Wednesday, April 24, 2013

Why can't the IMF face up to the truth about the failing euro?

How sad it is that in order to get yourself admitted to hospital you have to shoot yourself in the foot first
By Jeremy Warner
I've been in Washington most of this week for the spring meeting of the International Monetary Fund. I wish I could say there was light at the end of the tunnel, but the reality is still deeply depressing. Sorry to use cliches, but two sayings spring to mind: fiddling while Rome burns, and re-arranging deck chairs on the Titanic.
In "The Economic Consequences of the Peace", the British economist, John Maynard Keynes, wrote that his preference in any negotiation or arbitration was for "violent and ruthless truth telling" but there has been very little evidence of that in this week's discussions. Instead of addressing the underlying causes of today's economic funk – the failing euro – debate has focused on marginal fiscal and monetary issues such as whether the UK and the US are consolidating too fast.
That the IMF's chief economist, Olivier Blanchard, and his managing director, Christine Lagarde, could think some minor loosening of the fiscal purse strings in the UK either appropriate or capable of getting growth going again, when there is such a deep seated crisis going on in Europe is not just odd, it is pitiful. I've already written about the wider failings of the IMF in confronting the worst economic crisis since the second world war , but there is a lot more to say about it.
Instead of forcing eurozone leaders to face up to the truth – that their project in its present form is failing not just them, but the whole world economy – the IMF busies itself with irrelevances such as whether the UK has the fiscal space for a little more debt fuelled demand management.

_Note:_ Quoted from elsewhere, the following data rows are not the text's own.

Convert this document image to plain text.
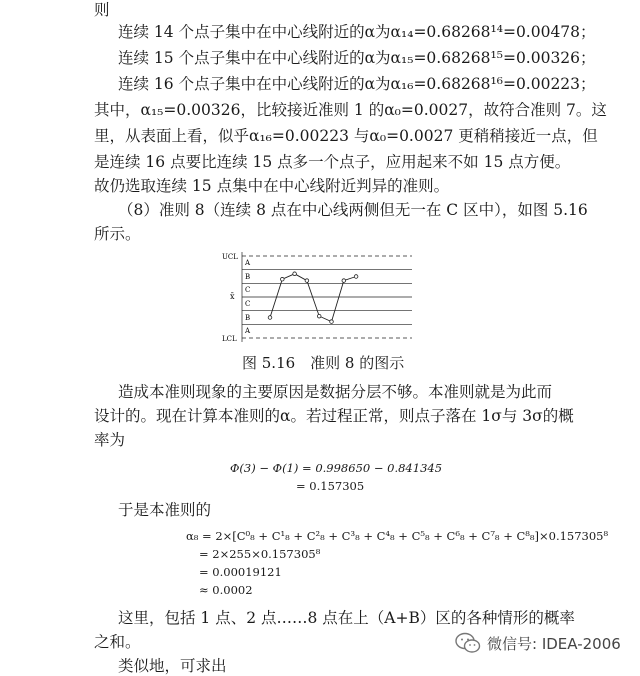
则
连续 14 个点子集中在中心线附近的α为α₁₄=0.68268¹⁴=0.00478；
连续 15 个点子集中在中心线附近的α为α₁₅=0.68268¹⁵=0.00326；
连续 16 个点子集中在中心线附近的α为α₁₆=0.68268¹⁶=0.00223；
其中，α₁₅=0.00326，比较接近准则 1 的α₀=0.0027，故符合准则 7。这
里，从表面上看，似乎α₁₆=0.00223 与α₀=0.0027 更稍稍接近一点，但
是连续 16 点要比连续 15 点多一个点子，应用起来不如 15 点方便。
故仍选取连续 15 点集中在中心线附近判异的准则。
（8）准则 8（连续 8 点在中心线两侧但无一在 C 区中），如图 5.16
所示。
UCL
LCL
x̄
A
B
C
C
B
A
图 5.16　准则 8 的图示
造成本准则现象的主要原因是数据分层不够。本准则就是为此而
设计的。现在计算本准则的α。若过程正常，则点子落在 1σ与 3σ的概
率为
Φ(3) − Φ(1) = 0.998650 − 0.841345
= 0.157305
于是本准则的
α₈ = 2×[C⁰₈ + C¹₈ + C²₈ + C³₈ + C⁴₈ + C⁵₈ + C⁶₈ + C⁷₈ + C⁸₈]×0.157305⁸
= 2×255×0.157305⁸
= 0.00019121
≈ 0.0002
这里，包括 1 点、2 点……8 点在上（A+B）区的各种情形的概率
之和。
类似地，可求出
微信号: IDEA-2006
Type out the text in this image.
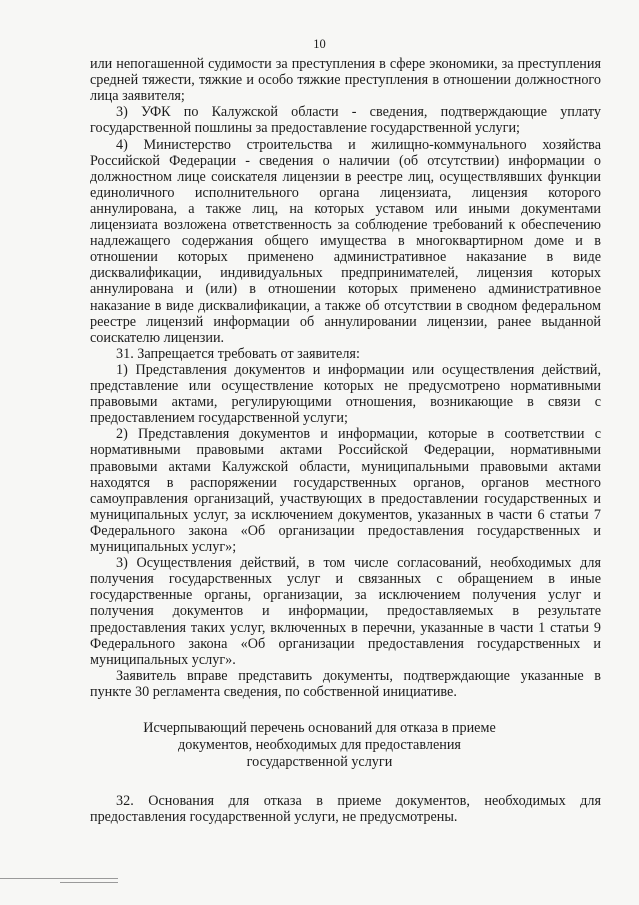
10
или непогашенной судимости за преступления в сфере экономики, за преступления
средней тяжести, тяжкие и особо тяжкие преступления в отношении должностного
лица заявителя;
3) УФК по Калужской области - сведения, подтверждающие уплату
государственной пошлины за предоставление государственной услуги;
4) Министерство строительства и жилищно-коммунального хозяйства
Российской Федерации - сведения о наличии (об отсутствии) информации о
должностном лице соискателя лицензии в реестре лиц, осуществлявших функции
единоличного исполнительного органа лицензиата, лицензия которого
аннулирована, а также лиц, на которых уставом или иными документами
лицензиата возложена ответственность за соблюдение требований к обеспечению
надлежащего содержания общего имущества в многоквартирном доме и в
отношении которых применено административное наказание в виде
дисквалификации, индивидуальных предпринимателей, лицензия которых
аннулирована и (или) в отношении которых применено административное
наказание в виде дисквалификации, а также об отсутствии в сводном федеральном
реестре лицензий информации об аннулировании лицензии, ранее выданной
соискателю лицензии.
31. Запрещается требовать от заявителя:
1) Представления документов и информации или осуществления действий,
представление или осуществление которых не предусмотрено нормативными
правовыми актами, регулирующими отношения, возникающие в связи с
предоставлением государственной услуги;
2) Представления документов и информации, которые в соответствии с
нормативными правовыми актами Российской Федерации, нормативными
правовыми актами Калужской области, муниципальными правовыми актами
находятся в распоряжении государственных органов, органов местного
самоуправления организаций, участвующих в предоставлении государственных и
муниципальных услуг, за исключением документов, указанных в части 6 статьи 7
Федерального закона «Об организации предоставления государственных и
муниципальных услуг»;
3) Осуществления действий, в том числе согласований, необходимых для
получения государственных услуг и связанных с обращением в иные
государственные органы, организации, за исключением получения услуг и
получения документов и информации, предоставляемых в результате
предоставления таких услуг, включенных в перечни, указанные в части 1 статьи 9
Федерального закона «Об организации предоставления государственных и
муниципальных услуг».
Заявитель вправе представить документы, подтверждающие указанные в
пункте 30 регламента сведения, по собственной инициативе.
Исчерпывающий перечень оснований для отказа в приеме
документов, необходимых для предоставления
государственной услуги
32. Основания для отказа в приеме документов, необходимых для
предоставления государственной услуги, не предусмотрены.
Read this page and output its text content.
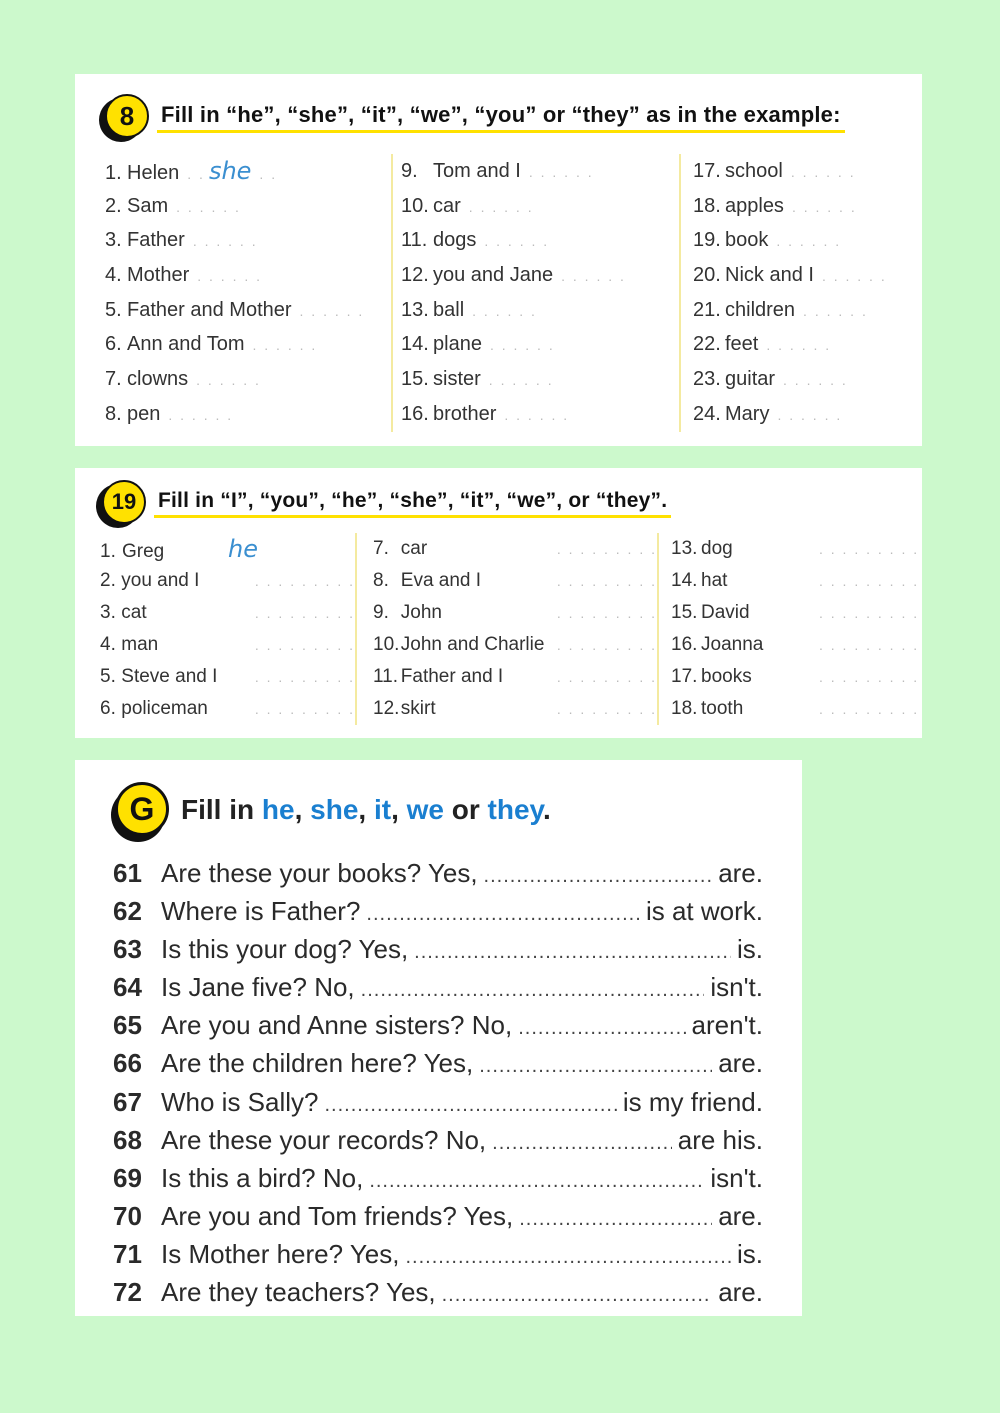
8	Fill in “he”, “she”, “it”, “we”, “you” or “they” as in the example:
1. Helen . . she . .
2. Sam . . . . . .
3. Father . . . . . .
4. Mother . . . . . .
5. Father and Mother . . . . . .
6. Ann and Tom . . . . . .
7. clowns . . . . . .
8. pen . . . . . .
9. Tom and I . . . . . .
10. car . . . . . .
11. dogs . . . . . .
12. you and Jane . . . . . .
13. ball . . . . . .
14. plane . . . . . .
15. sister . . . . . .
16. brother . . . . . .
17. school . . . . . .
18. apples . . . . . .
19. book . . . . . .
20. Nick and I . . . . . .
21. children . . . . . .
22. feet . . . . . .
23. guitar . . . . . .
24. Mary . . . . . .
19	Fill in “I”, “you”, “he”, “she”, “it”, “we”, or “they”.
1. Greg	he
2. you and I	. . . . . . . . .
3. cat	. . . . . . . . .
4. man	. . . . . . . . .
5. Steve and I	. . . . . . . . .
6. policeman	. . . . . . . . .
7. car	. . . . . . . . .
8. Eva and I	. . . . . . . . .
9. John	. . . . . . . . .
10. John and Charlie . . . . . . . . .
11. Father and I	. . . . . . . . .
12. skirt	. . . . . . . . .
13. dog	. . . . . . . . .
14. hat	. . . . . . . . .
15. David	. . . . . . . . .
16. Joanna	. . . . . . . . .
17. books	. . . . . . . . .
18. tooth	. . . . . . . . .
G Fill in he, she, it, we or they.
61 Are these your books? Yes, .....	are.
62 Where is Father? .....	is at work.
63 Is this your dog? Yes, .....	is.
64 Is Jane five? No, .....	isn't.
65 Are you and Anne sisters? No, .....	aren't.
66 Are the children here? Yes, .....	are.
67 Who is Sally? .....	is my friend.
68 Are these your records? No, .....	are his.
69 Is this a bird? No, .....	isn't.
70 Are you and Tom friends? Yes, .....	are.
71 Is Mother here? Yes, .....	is.
72 Are they teachers? Yes, .....	are.
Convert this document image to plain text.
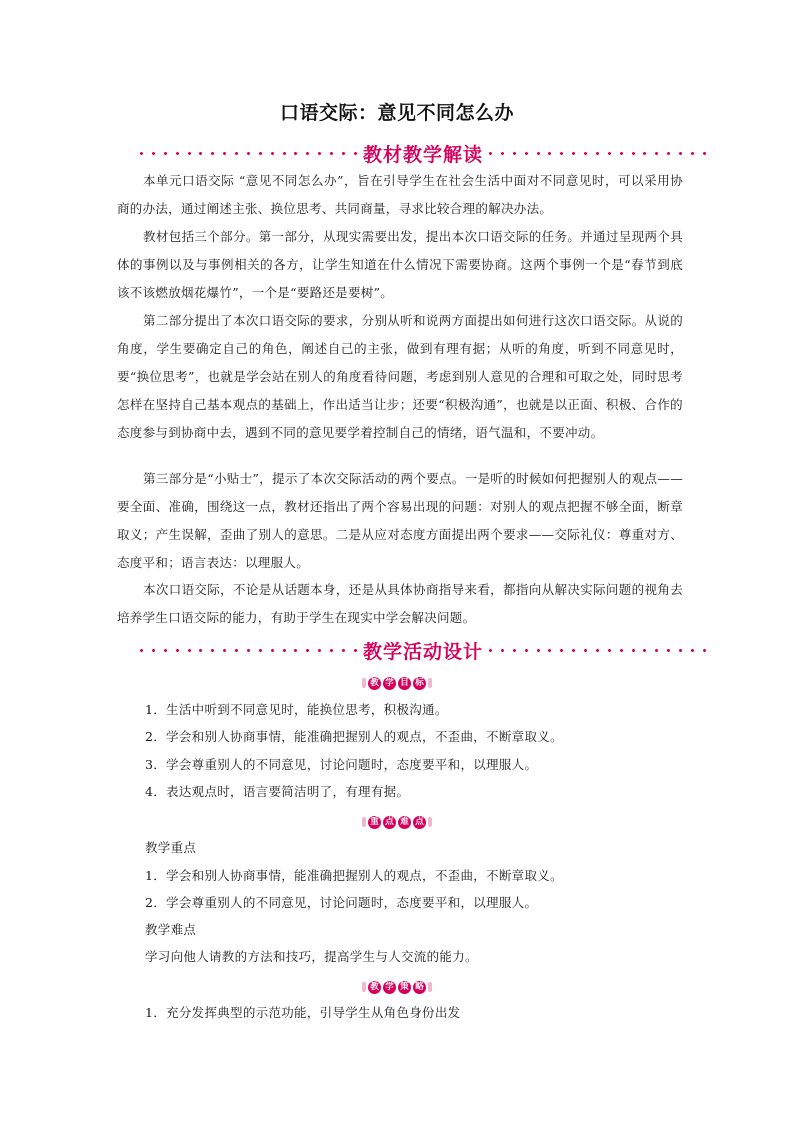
口语交际：意见不同怎么办
教材教学解读
本单元口语交际 “意见不同怎么办”，旨在引导学生在社会生活中面对不同意见时，可以采用协商的办法，通过阐述主张、换位思考、共同商量，寻求比较合理的解决办法。
教材包括三个部分。第一部分，从现实需要出发，提出本次口语交际的任务。并通过呈现两个具体的事例以及与事例相关的各方，让学生知道在什么情况下需要协商。这两个事例一个是“春节到底该不该燃放烟花爆竹”，一个是“要路还是要树”。
第二部分提出了本次口语交际的要求，分别从听和说两方面提出如何进行这次口语交际。从说的角度，学生要确定自己的角色，阐述自己的主张，做到有理有据；从听的角度，听到不同意见时，要“换位思考”，也就是学会站在别人的角度看待问题，考虑到别人意见的合理和可取之处，同时思考怎样在坚持自己基本观点的基础上，作出适当让步；还要“积极沟通”，也就是以正面、积极、合作的态度参与到协商中去，遇到不同的意见要学着控制自己的情绪，语气温和，不要冲动。
第三部分是“小贴士”，提示了本次交际活动的两个要点。一是听的时候如何把握别人的观点——要全面、准确，围绕这一点，教材还指出了两个容易出现的问题：对别人的观点把握不够全面，断章取义；产生误解，歪曲了别人的意思。二是从应对态度方面提出两个要求——交际礼仪：尊重对方、态度平和；语言表达：以理服人。
本次口语交际，不论是从话题本身，还是从具体协商指导来看，都指向从解决实际问题的视角去培养学生口语交际的能力，有助于学生在现实中学会解决问题。
教学活动设计
教 学 目 标
1．生活中听到不同意见时，能换位思考，积极沟通。
2．学会和别人协商事情，能准确把握别人的观点，不歪曲，不断章取义。
3．学会尊重别人的不同意见，讨论问题时，态度要平和，以理服人。
4．表达观点时，语言要简洁明了，有理有据。
重 点 难 点
教学重点
1．学会和别人协商事情，能准确把握别人的观点，不歪曲，不断章取义。
2．学会尊重别人的不同意见，讨论问题时，态度要平和，以理服人。
教学难点
学习向他人请教的方法和技巧，提高学生与人交流的能力。
教 学 策 略
1．充分发挥典型的示范功能，引导学生从角色身份出发
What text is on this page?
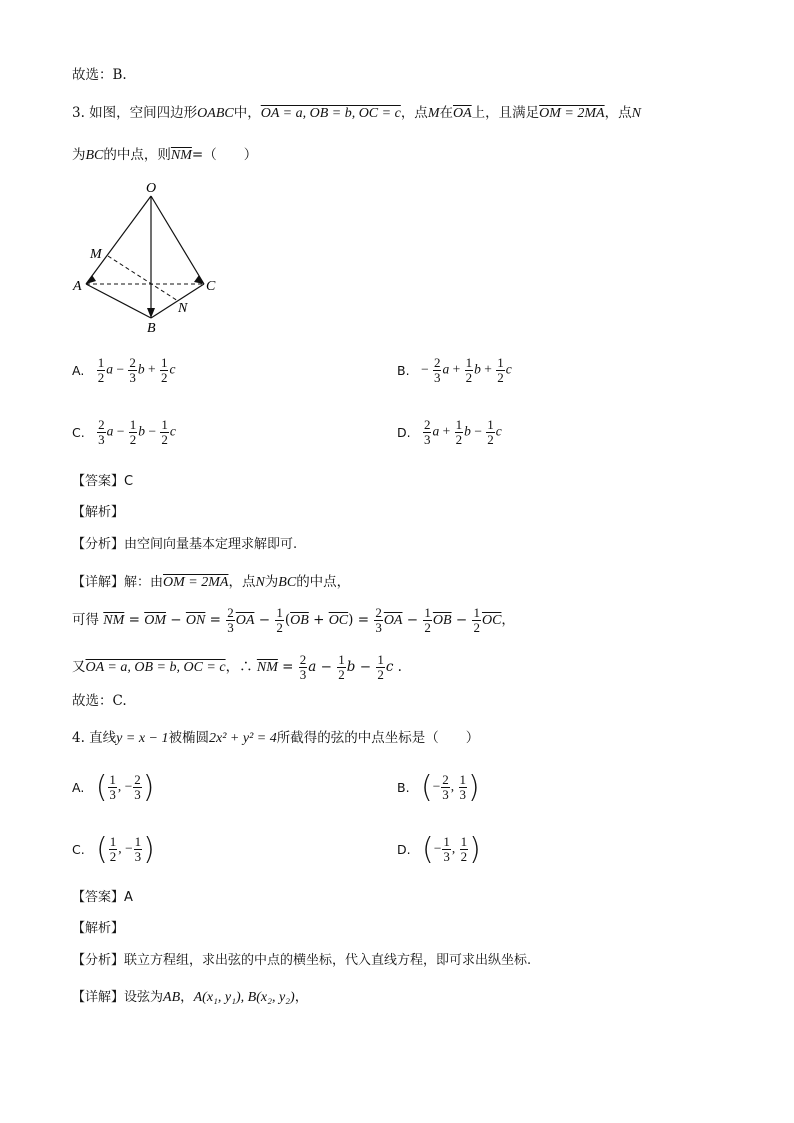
故选：B.
3. 如图，空间四边形OABC中，OA = a, OB = b, OC = c，点M在$\overline{OA}$上，且满足OM = 2MA，点N
为BC的中点，则$\overline{NM}=$（　　）
O
M
A	C
N
B
A. $\frac{1}{2}$ $a - \frac{2}{3}$ $b + \frac{1}{2}$ c	B. − $\frac{2}{3}$ $a + \frac{1}{2}$ $b + \frac{1}{2}$ c
C. $\frac{2}{3}$ $a - \frac{1}{2}$ $b - \frac{1}{2}$ c	D. $\frac{2}{3}$ $a + \frac{1}{2}$ $b - \frac{1}{2}$ c
【答案】C
【解析】
【分析】由空间向量基本定理求解即可.
【详解】解：由OM = 2MA，点N为BC的中点，
可得 $\overline{NM} = \overline{OM} - \overline{ON} = \frac{2}{3} \overline{OA} - \frac{1}{2} (\overline{OB} + \overline{OC}) = \frac{2}{3} \overline{OA} - \frac{1}{2} \overline{OB} - \frac{1}{2} \overline{OC}$，
又OA = a, OB = b, OC = c，∴ $\overline{NM} = \frac{2}{3}$ $a - \frac{1}{2}$ $b - \frac{1}{2}$ c .
故选：C.
4. 直线y = x − 1被椭圆2x² + y² = 4所截得的弦的中点坐标是（　　）
A. ( $\frac{1}{3}$ , − $\frac{2}{3}$ )	B. (− $\frac{2}{3}$ , $\frac{1}{3}$ )
C. ( $\frac{1}{2}$ , − $\frac{1}{3}$ )	D. (− $\frac{1}{3}$ , $\frac{1}{2}$ )
【答案】A
【解析】
【分析】联立方程组，求出弦的中点的横坐标，代入直线方程，即可求出纵坐标.
【详解】设弦为AB，A(x₁, y₁), B(x₂, y₂)，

Worse, it meakly goes along with attempts to sustain what is plainly in its current form a completely unsustainable endeavour.
One of the big "puzzles" under discussion this week at the IMF is why the massive degree of monetary stimulus applied to advanced economies over the past four years has gained so little traction. I would have thought the answer was obvious. You can have as much demand management as you like, but as long as underlying imbalances in the world economy go unaddressed and unresolved, companies and households are not going to have the confidence to spend and invest.

The biggest example of these problems lies in the eurozone. It's long been apparent that there are really only two permanent solutions to the single currency's malaise. Either it must break up, allowing the magic of free floating currencies to restore economic equilibrium to Europe, or it must move rapidly to a full-scale transfer union, where surplus nations subsidise deficit economies. Instead of forcing eurozone leaders to face up to this choice, the IMF acquiesces in sticking plaster solutions that fail to address the underlying sickness.
If you prevent relative prices moving in the way they must to restore balance in the European economy, which is what the single currency effectively does, then the whole process of economic correction becomes virtually impossible. Why are these things not being said, openly and honestly at the IMF? Why are the eurozone's political leaders being allowed to run away from a problem which is causing misery not just within their own borders, but throughout the industrialised world.
At a press conference on Friday, Oli Rehn, vice president of the European Commission, said the strategy of fiscal austerity was working. The eurozone's deficit would be halved from 6 to 3 per cent this year, allowing the pace of fiscal consolidation to slow from 1.5 per cent last year to 0.75 per cent next. This was slower than for the US, so he was going to take no lessons from anyone about undue harshness in the fiscal medicine that was being doled out.
Unfortunately, this is rather the nature of the problem. These are aggregated figures, substantially influenced by the fact that Germany, back at something like a balanced budget, is ceasing fiscal consolidation this year. The same is not true of weaker eurozone nations, for which there is very little let up. The eurozone is still a collection of 17 sovereign nations, some surplus and some deficit, but Rehn speaks of it as if it is one. His analysis is therefore ridiculous. If you were to aggregate the entire world economy, you would find it in a state of perfect balance. Yet as we know, there are huge pluses and minuses within it.
The present situation is hopeless. There is too much political capital, too many egos and careers, riding on the continuation of monetary union to be able to admit failure. The IMF was set up for dealing with international economic crises of just this sort. Yet confronted by the biggest crisis since the second world war, the fund has proved unequal to the test.
The crisis, I fear, is going to have to get very considerably worse before the collective resolve emerges to deal with its underlying causes. How sad it is that in order to get yourself admitted to hospital you have to shoot yourself in the foot first.